Department of Computer Science and Software Engineering, Concordia University, Montreal, Quebec, Canada.
J Am Med Inform Assoc. 2013 May 1;20(3):462-9. doi: 10.1136/amiajnl-2012-001027. Epub 2012 Dec 13.
Privacy-preserving data publishing addresses the problem of disclosing sensitive data when mining for useful information. Among existing privacy models, ε-differential privacy provides one of the strongest privacy guarantees and makes no assumptions about an adversary's background knowledge. All existing solutions that ensure ε-differential privacy handle the problem of disclosing relational and set-valued data in a privacy-preserving manner separately. In this paper, we propose an algorithm that considers both relational and set-valued data in differentially private disclosure of healthcare data.

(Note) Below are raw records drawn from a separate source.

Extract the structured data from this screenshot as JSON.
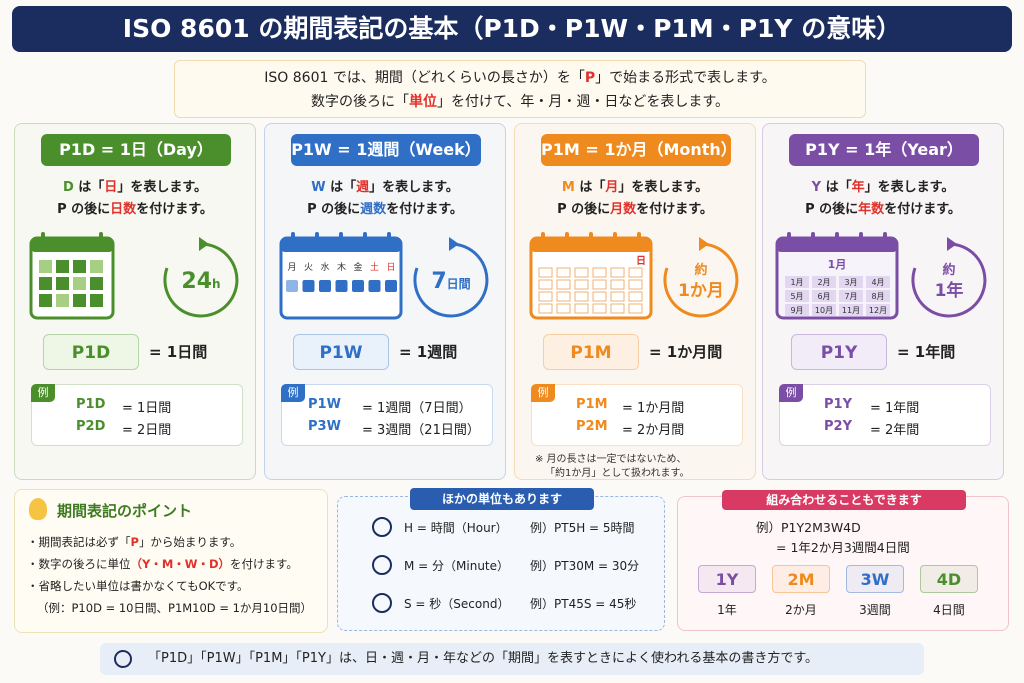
{
  "title": "ISO 8601 の期間表記の基本（P1D・P1W・P1M・P1Y の意味）",
  "intro": {
    "line1": [
      "ISO 8601 では、期間（どれくらいの長さか）を「",
      "P",
      "」で始まる形式で表します。"
    ],
    "line2": [
      "数字の後ろに「",
      "単位",
      "」を付けて、年・月・週・日などを表します。"
    ]
  },
  "cards": [
    {
      "header": "P1D = 1日（Day）",
      "desc1": [
        "D",
        " は「",
        "日",
        "」を表します。"
      ],
      "desc2": [
        "P の後に",
        "日数",
        "を付けます。"
      ],
      "icon": [
        "24",
        "h"
      ],
      "badge": "P1D",
      "equals": "= 1日間",
      "example_label": "例",
      "examples": [
        [
          "P1D",
          "= 1日間"
        ],
        [
          "P2D",
          "= 2日間"
        ]
      ],
      "color": "#4b8f2c",
      "tint": "#eef6e6"
    },
    {
      "header": "P1W = 1週間（Week）",
      "desc1": [
        "W",
        " は「",
        "週",
        "」を表します。"
      ],
      "desc2": [
        "P の後に",
        "週数",
        "を付けます。"
      ],
      "icon": [
        "7",
        "日間"
      ],
      "weekdays": [
        "月",
        "火",
        "水",
        "木",
        "金",
        "土",
        "日"
      ],
      "badge": "P1W",
      "equals": "= 1週間",
      "example_label": "例",
      "examples": [
        [
          "P1W",
          "= 1週間（7日間）"
        ],
        [
          "P3W",
          "= 3週間（21日間）"
        ]
      ],
      "color": "#2f6fc6",
      "tint": "#e9f1fb"
    },
    {
      "header": "P1M = 1か月（Month）",
      "desc1": [
        "M",
        " は「",
        "月",
        "」を表します。"
      ],
      "desc2": [
        "P の後に",
        "月数",
        "を付けます。"
      ],
      "icon": [
        "約",
        "1か月"
      ],
      "calendar_label": "日",
      "badge": "P1M",
      "equals": "= 1か月間",
      "example_label": "例",
      "examples": [
        [
          "P1M",
          "= 1か月間"
        ],
        [
          "P2M",
          "= 2か月間"
        ]
      ],
      "note": [
        "※ 月の長さは一定ではないため、",
        "「約1か月」として扱われます。"
      ],
      "color": "#ee8a1e",
      "tint": "#fdf0e2"
    },
    {
      "header": "P1Y = 1年（Year）",
      "desc1": [
        "Y",
        " は「",
        "年",
        "」を表します。"
      ],
      "desc2": [
        "P の後に",
        "年数",
        "を付けます。"
      ],
      "icon": [
        "約",
        "1年"
      ],
      "calendar_label": "1月",
      "months": [
        "1月",
        "2月",
        "3月",
        "4月",
        "5月",
        "6月",
        "7月",
        "8月",
        "9月",
        "10月",
        "11月",
        "12月"
      ],
      "badge": "P1Y",
      "equals": "= 1年間",
      "example_label": "例",
      "examples": [
        [
          "P1Y",
          "= 1年間"
        ],
        [
          "P2Y",
          "= 2年間"
        ]
      ],
      "color": "#7b4ea6",
      "tint": "#f2ecf8"
    }
  ],
  "points": {
    "title": "期間表記のポイント",
    "items": [
      [
        "・期間表記は必ず「",
        "P",
        "」から始まります。"
      ],
      [
        "・数字の後ろに単位",
        "（Y・M・W・D）",
        "を付けます。"
      ],
      [
        "・省略したい単位は書かなくてもOKです。"
      ],
      [
        "（例：P10D = 10日間、P1M10D = 1か月10日間）"
      ]
    ]
  },
  "units": {
    "title": "ほかの単位もあります",
    "rows": [
      [
        "H = 時間（Hour）",
        "例）PT5H = 5時間"
      ],
      [
        "M = 分（Minute）",
        "例）PT30M = 30分"
      ],
      [
        "S = 秒（Second）",
        "例）PT45S = 45秒"
      ]
    ]
  },
  "combo": {
    "title": "組み合わせることもできます",
    "example": "例）P1Y2M3W4D",
    "result": "= 1年2か月3週間4日間",
    "parts": [
      {
        "code": "1Y",
        "label": "1年",
        "color": "#7b4ea6"
      },
      {
        "code": "2M",
        "label": "2か月",
        "color": "#ee8a1e"
      },
      {
        "code": "3W",
        "label": "3週間",
        "color": "#2f6fc6"
      },
      {
        "code": "4D",
        "label": "4日間",
        "color": "#4b8f2c"
      }
    ]
  },
  "footer": "「P1D」「P1W」「P1M」「P1Y」は、日・週・月・年などの「期間」を表すときによく使われる基本の書き方です。"
}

The proposed approach makes a simple yet fundamental switch in differentially private algorithm design: instead of listing all possible records (ie, a contingency table) for noise addition, records are generalized before noise addition. The algorithm first generalizes the raw data in a probabilistic way, and then adds noise to guarantee ε-differential privacy.

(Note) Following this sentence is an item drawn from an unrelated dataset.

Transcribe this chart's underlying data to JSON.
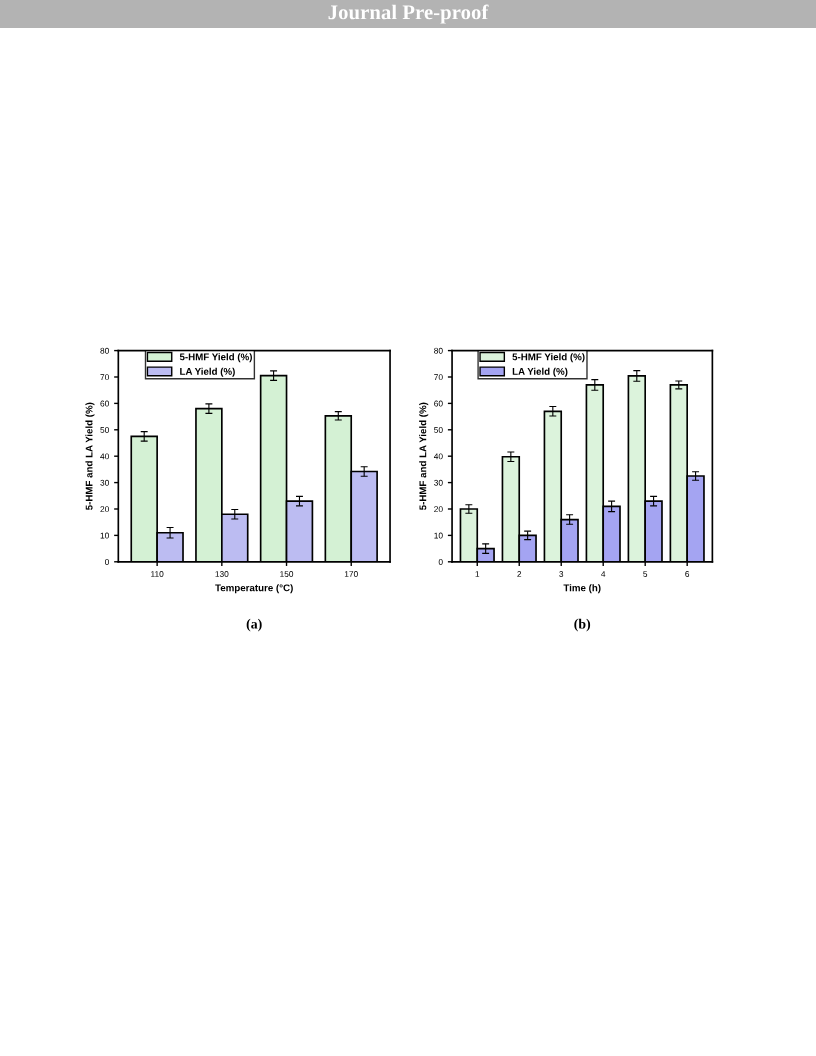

We showed that the disclosed data could be used effectively to build a decision tree induction classifier. Experimental results demonstrated that the proposed algorithm is scalable and performs better than existing solutions for classification analysis.
The resulting utility may degrade when the output domain size is very large, making it potentially inappropriate to generate synthetic data for large health databases.
Unlike existing techniques, the proposed algorithm allows the disclosure of health data containing both relational and set-valued data in a differentially private manner, and can retain essential information for discriminative analysis.
隐私保护数据发布旨在解决在挖掘有用信息时披露敏感数据的问题。在现有的隐私模型中,ε-差分隐私提供了最强的隐私保证之一,并且不假设对手的背景知识。所有现有的确保 ε-差分隐私的解决方案都分别以隐私保护的方式处理披露关系和集值数据的问题。在本文中,我们提出了一种算法,该算法在医疗保健数据的差分隐私披露中同时考虑了关系和集值数据。
所提出的方法在差分隐私算法设计中进行了一个简单而基本的转变:不是列出所有可能的记录(即,列联表)以添加噪声,而是在添加噪声之前对记录进行泛化。该算法首先以概率方式对原始数据进行泛化,然后添加噪声以保证 ε-差分隐私。
我们表明,所披露的数据可有效用于构建决策树归纳分类器。实验结果表明,该算法是可扩展的,并且在分类分析方面的性能优于现有解决方案。
当输出域的大小非常大时,产生的效用可能会降低,这使得为大型健康数据库生成合成数据可能不合适。
与现有技术不同,所提出的算法允许以差分隐私的方式披露包含关系和集值数据的健康数据,并且可以保留用于判别分析的基本信息。